Spanish Finance Minister Elena Salgado said her country, which currently leads EU talks, would try to broker a deal with “as many concessions as possible” to get the full agreement of all 27 finance ministers in May or June.
However, diplomats said earlier that Britain — Europe’s center for the hedge fund and private equity industry — was “very isolated” and will likely have to bow to other nations, led by France, which want to toughen supervision and transparency requirements for funds based outside the 27-nation bloc.
The delay avoids an embarrassing defeat for Britain ahead of a general election — expected in May. EU governments usually try first to get a compromise before moving to overrule one country, preferring to water down rules to suit all of them.
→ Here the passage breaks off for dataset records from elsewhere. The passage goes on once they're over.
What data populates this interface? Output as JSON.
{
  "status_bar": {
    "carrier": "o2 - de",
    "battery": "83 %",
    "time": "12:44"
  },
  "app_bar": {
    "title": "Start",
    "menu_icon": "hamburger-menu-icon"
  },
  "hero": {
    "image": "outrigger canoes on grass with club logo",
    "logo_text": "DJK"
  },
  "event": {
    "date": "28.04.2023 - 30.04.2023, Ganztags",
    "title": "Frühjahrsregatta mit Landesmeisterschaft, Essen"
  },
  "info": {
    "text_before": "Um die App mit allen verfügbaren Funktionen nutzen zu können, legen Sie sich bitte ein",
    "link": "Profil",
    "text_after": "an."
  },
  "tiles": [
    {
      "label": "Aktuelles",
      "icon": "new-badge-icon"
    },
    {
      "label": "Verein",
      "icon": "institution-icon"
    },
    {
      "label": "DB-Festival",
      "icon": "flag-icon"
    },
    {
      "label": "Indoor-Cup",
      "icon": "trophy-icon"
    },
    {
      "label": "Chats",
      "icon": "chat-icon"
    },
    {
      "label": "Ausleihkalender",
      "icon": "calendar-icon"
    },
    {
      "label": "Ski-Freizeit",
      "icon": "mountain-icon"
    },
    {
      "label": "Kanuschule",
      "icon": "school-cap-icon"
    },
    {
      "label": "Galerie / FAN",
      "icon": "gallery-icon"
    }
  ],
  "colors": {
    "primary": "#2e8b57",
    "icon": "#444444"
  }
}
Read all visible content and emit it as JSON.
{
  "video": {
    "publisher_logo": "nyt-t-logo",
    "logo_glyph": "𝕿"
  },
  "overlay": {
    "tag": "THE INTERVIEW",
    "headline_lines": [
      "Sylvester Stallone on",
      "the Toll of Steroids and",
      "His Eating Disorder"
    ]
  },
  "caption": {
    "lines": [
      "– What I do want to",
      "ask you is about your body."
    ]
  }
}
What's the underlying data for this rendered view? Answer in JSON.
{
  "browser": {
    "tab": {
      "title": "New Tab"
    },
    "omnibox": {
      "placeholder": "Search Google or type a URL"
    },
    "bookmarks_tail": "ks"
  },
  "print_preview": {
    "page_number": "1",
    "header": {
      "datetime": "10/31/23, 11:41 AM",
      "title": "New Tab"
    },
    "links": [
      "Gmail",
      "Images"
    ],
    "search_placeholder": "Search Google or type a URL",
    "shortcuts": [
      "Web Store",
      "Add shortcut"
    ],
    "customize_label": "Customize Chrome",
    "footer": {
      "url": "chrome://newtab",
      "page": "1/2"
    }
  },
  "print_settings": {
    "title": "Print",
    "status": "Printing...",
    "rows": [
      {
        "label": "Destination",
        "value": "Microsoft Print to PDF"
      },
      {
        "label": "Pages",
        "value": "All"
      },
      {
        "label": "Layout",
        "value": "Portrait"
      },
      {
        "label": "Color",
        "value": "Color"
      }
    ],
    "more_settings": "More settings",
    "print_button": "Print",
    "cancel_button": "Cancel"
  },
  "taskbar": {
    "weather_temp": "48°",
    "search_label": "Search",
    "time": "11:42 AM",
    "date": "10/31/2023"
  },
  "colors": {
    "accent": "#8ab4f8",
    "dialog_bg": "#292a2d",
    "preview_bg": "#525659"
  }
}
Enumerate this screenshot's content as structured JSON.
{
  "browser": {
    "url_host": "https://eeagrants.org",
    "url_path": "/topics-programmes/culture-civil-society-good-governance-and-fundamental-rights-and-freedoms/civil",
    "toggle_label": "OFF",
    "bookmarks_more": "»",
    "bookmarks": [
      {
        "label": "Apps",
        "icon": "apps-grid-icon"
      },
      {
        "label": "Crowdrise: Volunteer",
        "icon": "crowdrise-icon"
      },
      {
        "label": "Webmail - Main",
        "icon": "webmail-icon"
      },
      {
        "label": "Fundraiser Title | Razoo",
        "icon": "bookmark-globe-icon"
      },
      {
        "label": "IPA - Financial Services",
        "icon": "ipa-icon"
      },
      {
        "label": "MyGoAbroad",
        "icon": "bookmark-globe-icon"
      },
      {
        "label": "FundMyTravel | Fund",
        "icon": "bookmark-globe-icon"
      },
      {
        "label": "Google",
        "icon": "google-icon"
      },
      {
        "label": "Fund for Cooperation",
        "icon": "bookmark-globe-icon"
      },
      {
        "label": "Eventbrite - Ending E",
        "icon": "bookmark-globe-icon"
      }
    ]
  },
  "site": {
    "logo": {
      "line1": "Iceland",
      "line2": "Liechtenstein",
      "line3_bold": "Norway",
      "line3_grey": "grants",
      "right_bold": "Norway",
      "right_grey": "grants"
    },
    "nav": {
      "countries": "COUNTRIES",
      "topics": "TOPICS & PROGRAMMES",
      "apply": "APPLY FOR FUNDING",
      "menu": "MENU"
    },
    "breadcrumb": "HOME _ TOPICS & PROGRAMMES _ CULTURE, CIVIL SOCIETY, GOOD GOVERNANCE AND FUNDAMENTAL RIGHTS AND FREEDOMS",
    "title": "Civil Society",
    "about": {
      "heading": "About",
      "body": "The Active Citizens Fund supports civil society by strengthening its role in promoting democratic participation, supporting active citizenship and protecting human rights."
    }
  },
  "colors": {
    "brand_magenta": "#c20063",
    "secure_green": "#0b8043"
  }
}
The new law, when completed, could block foreign funds from Europe if they don’t face tight oversight at home. This is aimed at funds based in tax havens like the Cayman Islands where supervisors might not be checking on risks they are taking on.
Britain’s treasury chief Alistair Darling said Britain would try to seek more concessions in coming weeks because the current draft put forward by Spain also risked shutting US funds out of the European market.
More than 70 per cent of alternative investment funds — which also include private equity funds — are based in Britain.
“If you take an American hedge fund managed in London, under the draft we had in front of us today it would have been subject to increased requirements,” Darling told reporters. “That would not then automatically mean it could go and operate in other European countries.”
The hedge fund industry’s Alternative Investment Management Association, or AIMA, was relieved at the delay, saying there were still significant international and European concerns about the new rules.
“It is better to get the directive right than to rush it through and risk botching it,” said AIMA chief executive Andrew Baker.
US Treasury Secretary Timothy Geithner wrote to EU officials last week, warning them that the draft rules could also block American funds from selling to European investors.
That irked EU officials. Michel Barnier, the EU commissioner for financial services, said he was “not amenable at all to pressure” and would not take instructions “from Paris or London and certainly not from Washington.”
“We need to work together without there being any pressure on either side, that’s my state of mind in dealing with the Americans,” he said.
EU regulators want fund managers to register in Europe and supply more information on their trades and risk exposure to prove they don’t pose a threat to the financial system.
They would have to disclose their overall trading strategy, their risk management system and explain how they value and store assets — and be obliged to hold a minimum level of capital to cover potential losses.